Baltic Ceramics Investments, firma która w drugiej połowie przyszłego roku zamierza rozpocząć produkcję proppantów ceramicznych, sprzedała w publicznej ofercie niespełna 1,6 mln akcji po 2,8 zł za sztukę. Tym samym pozyskała od inwestorów niecałe 4,5 mln zł brutto. To około 44 proc. kwoty, którą planowała zebrać z rynku . W dniach od 19 do 29 maja zapisy złożyło 514 inwestorów. Ich udział nowych w podwyższonym kapitale wyniesie około 3,5 proc. Przydział akcji nastąpił dzisiaj.

– Jesteśmy zadowoleni z przeprowadzonej oferty publicznej oraz liczby otrzymanych zapisów. Pomimo trudnej sytuacji na rynku pierwotnym, udało nam się przekonać do inwestycji ponad pół tysiąca inwestorów, głównie indywidualnych - uważa Piotr Woźniak, prezes BCI. Dodaje, że zarząd dopuszczał sytuację, w której wpływy z emisji akcji byłby niższe niż ich górna granica przewidziana w uchwale o emisji.

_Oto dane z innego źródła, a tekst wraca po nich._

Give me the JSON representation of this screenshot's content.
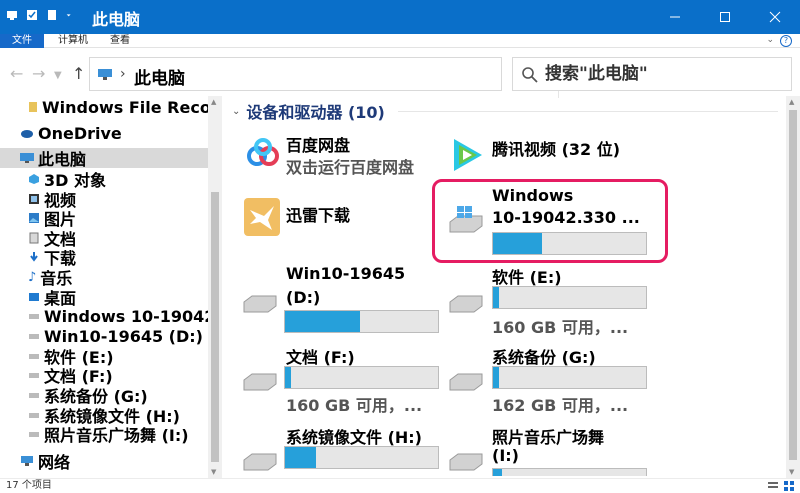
{
  "window": {
    "title": "此电脑"
  },
  "ribbon": {
    "tabs": [
      "文件",
      "计算机",
      "查看"
    ],
    "help": "?"
  },
  "address": {
    "crumb": "此电脑",
    "search_placeholder": "搜索\"此电脑\""
  },
  "nav": {
    "items": [
      "Windows File Reco",
      "OneDrive",
      "此电脑",
      "3D 对象",
      "视频",
      "图片",
      "文档",
      "下载",
      "音乐",
      "桌面",
      "Windows 10-19042",
      "Win10-19645 (D:)",
      "软件 (E:)",
      "文档 (F:)",
      "系统备份 (G:)",
      "系统镜像文件 (H:)",
      "照片音乐广场舞 (I:)",
      "网络"
    ]
  },
  "content": {
    "group_title": "设备和驱动器 (10)",
    "apps": [
      {
        "name": "百度网盘",
        "sub": "双击运行百度网盘"
      },
      {
        "name": "腾讯视频 (32 位)"
      },
      {
        "name": "迅雷下载"
      }
    ],
    "drives": [
      {
        "line1": "Windows",
        "line2": "10-19042.330 ...",
        "used_fraction": 0.32
      },
      {
        "line1": "Win10-19645",
        "line2": "(D:)",
        "used_fraction": 0.49
      },
      {
        "line1": "软件 (E:)",
        "free": "160 GB 可用，...",
        "used_fraction": 0.04
      },
      {
        "line1": "文档 (F:)",
        "free": "160 GB 可用，...",
        "used_fraction": 0.04
      },
      {
        "line1": "系统备份 (G:)",
        "free": "162 GB 可用，...",
        "used_fraction": 0.04
      },
      {
        "line1": "系统镜像文件 (H:)",
        "used_fraction": 0.2
      },
      {
        "line1": "照片音乐广场舞",
        "line2": "(I:)",
        "used_fraction": 0.06
      }
    ]
  },
  "status": {
    "count": "17 个项目"
  },
  "colors": {
    "titlebar": "#0a6fc9",
    "accent": "#1669c9",
    "bar_fill": "#26a0da",
    "highlight": "#e51c62"
  }
}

Woźniak obecną sytuację finansową firmy ocenia jako bardzo dobrą. Przekonuje, że umożliwia ona budowę zakładu produkcyjnego zgodnie z ustalonym harmonogramem. - Mamy 33,1 mln zł z dotacji, dysponujemy również środkami na zakup maszyn i urządzeń w wysokości przekraczającej 13 mln zł, a teraz pozyskaliśmy 4,5 mln zł z oferty publicznej. Pozostałą kwotę uzupełnimy kredytem bankowym, w sprawie którego rozmowy już trwają oraz ewentualnie sprzedażą zbędnej nieruchomości przemysłowej Baltic Ceramics (spółka matka - red.), która jest wyceniana w operacie szacunkowym na ponad 7 mln zł – twierdzi Woźniak.

BCI chce wybudować zakład o mocach wytwórczych 135 tys. ton rocznie. W pierwszym etapie powstanie fabryka o mocy 60 tys. ton. Atutem spółki przy wytwarzaniu proppantów ceramicznych są własne złoża surowca, czyli iłów ogniotrwałych. Podobnie jak nowa fabryka znajdują się w Lubsku (woj. lubuskie). Koszt budowy nowej fabryki oraz zakupu niezbędnych maszyn szacowany jest na 47,3 mln zł.

BCI chce mieć docelowo pięcioprocentowy udział w światowym rynku proppantów ceramicznych. Proppanty ceramiczne to materiał ceramiczny wykorzystywany w tzw. zabiegach szczelinowania hydraulicznego realizowanych przy poszukiwaniach i wydobyciu gazu i ropy, w tym ze skał łupkowych, którego obecnie nikt w Europie nie wytwarza.